For me, there was never a radical transition from one role to another. It has always been a continuous, hybrid gesture, in which photography, curating and education intertwine. I see photography as a form of thought, a way of asking questions about the world and about myself. Curating emerged as a natural extension of this impulse: instead of working only with my own images, I began to create dialogues between the images of others, weaving constellations that could open up new meanings. Education, in turn, grounds both practices by creating shared spaces of reflection and encounter.

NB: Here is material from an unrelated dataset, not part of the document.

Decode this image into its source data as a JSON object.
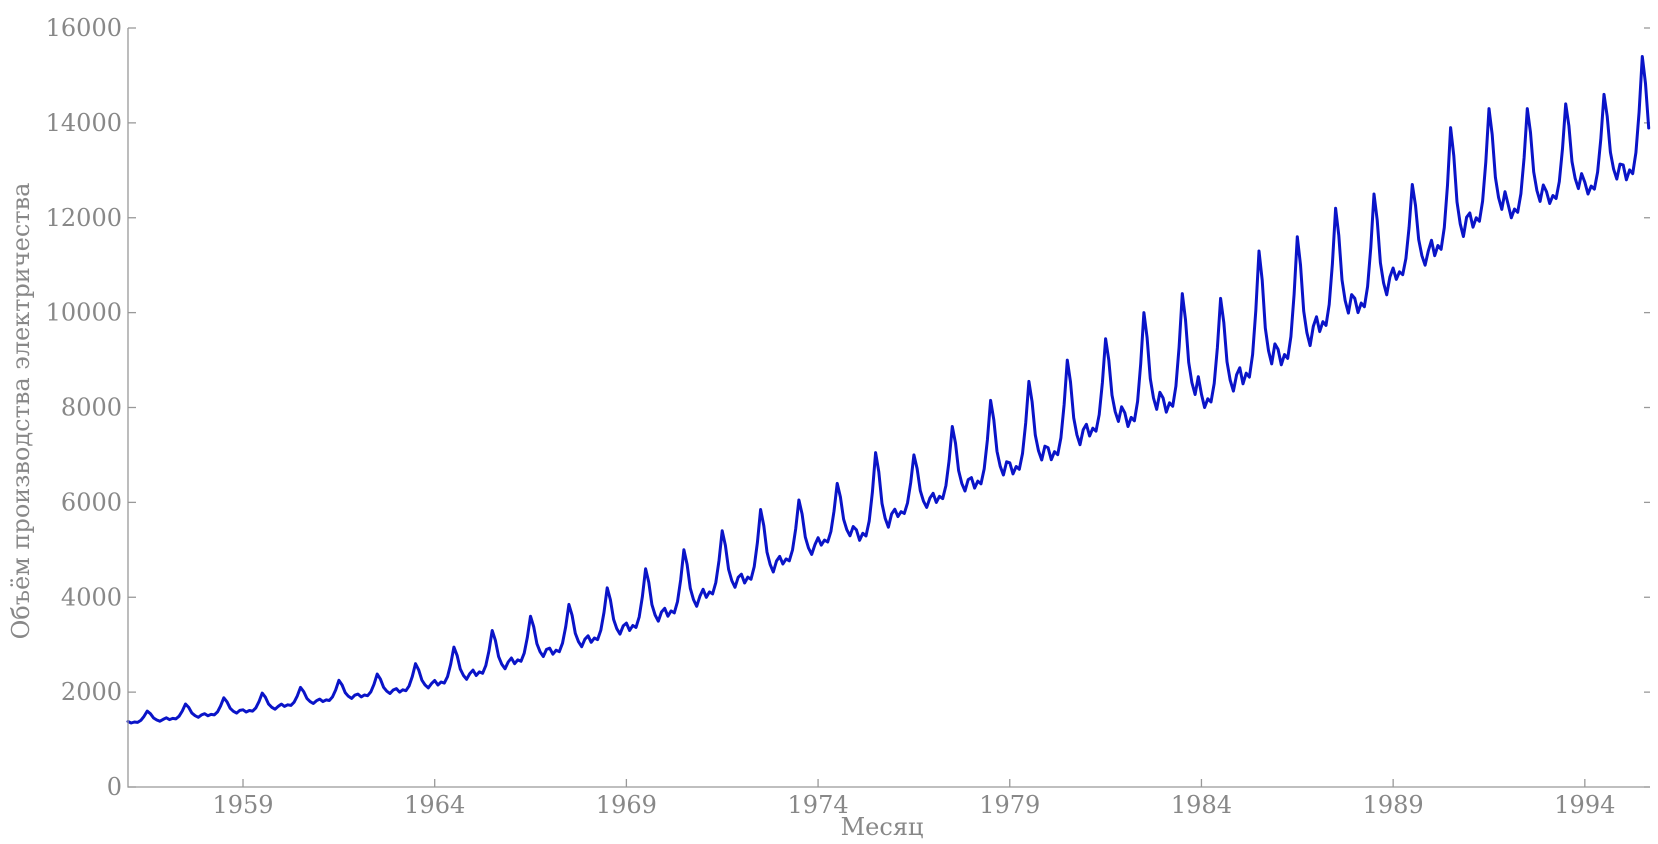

My background as a photographer gives me a very embodied sensitivity to the artistic process: the vulnerability of exposing oneself through an image, the doubt and the intimacy that each work carries. This allows me to curate with empathy and responsibility, creating contexts where the voices of artists resonate fully and where audiences are invited not only to look, but to think and to feel with the images.

In your opinion, what are the main qualities a curator should have in order to execute their role successfully ?

To me, curating is not about authority but about care. A curator must listen deeply—to artists, to audiences, and to the urgencies of the world. At the same time, they need vision: the ability to imagine narratives, to place works in resonance, to shape exhibitions that open possibilities rather than close interpretations.

The essential qualities are curiosity, sensitivity, generosity and critical thought. A curator should act as a mediator, a translator between different languages and worlds, while also leaving space for silence and the unexpected. Curating, in this sense, is also a pedagogical gesture: it creates conditions for learning, for questioning, for transformation. It is about cultivating encounters in which art can touch life and life can transform our understanding of art.

Street photography is a growing discipline which was long included in the field of documentary but which has gained full independence during the last years, several photography festivals are starting to include it in their programming. Is this also the case for the festival you tend to collaborate with in Brazil ?

Yes, street photography has gained an important visibility in Brazil as well, but I tend not to think of it in rigid categories. What moves me is less the idea of a genre than the way photography in public space becomes a gesture of relation—with community, with chance, with the world unfolding around us. In festivals like FotoFestival SOLAR, this form of photography is valued precisely because it carries the pulse of life: the unpredictability of encounters, the narratives that emerge from the everyday, the way an image can capture both fragility and resistance. It is less about a style than about an ethics of presence, about being attuned to what happens in the street as a space of collective memory and imagination. In this sense, street photography is not only an aesthetic practice but also a way of thinking-with the world.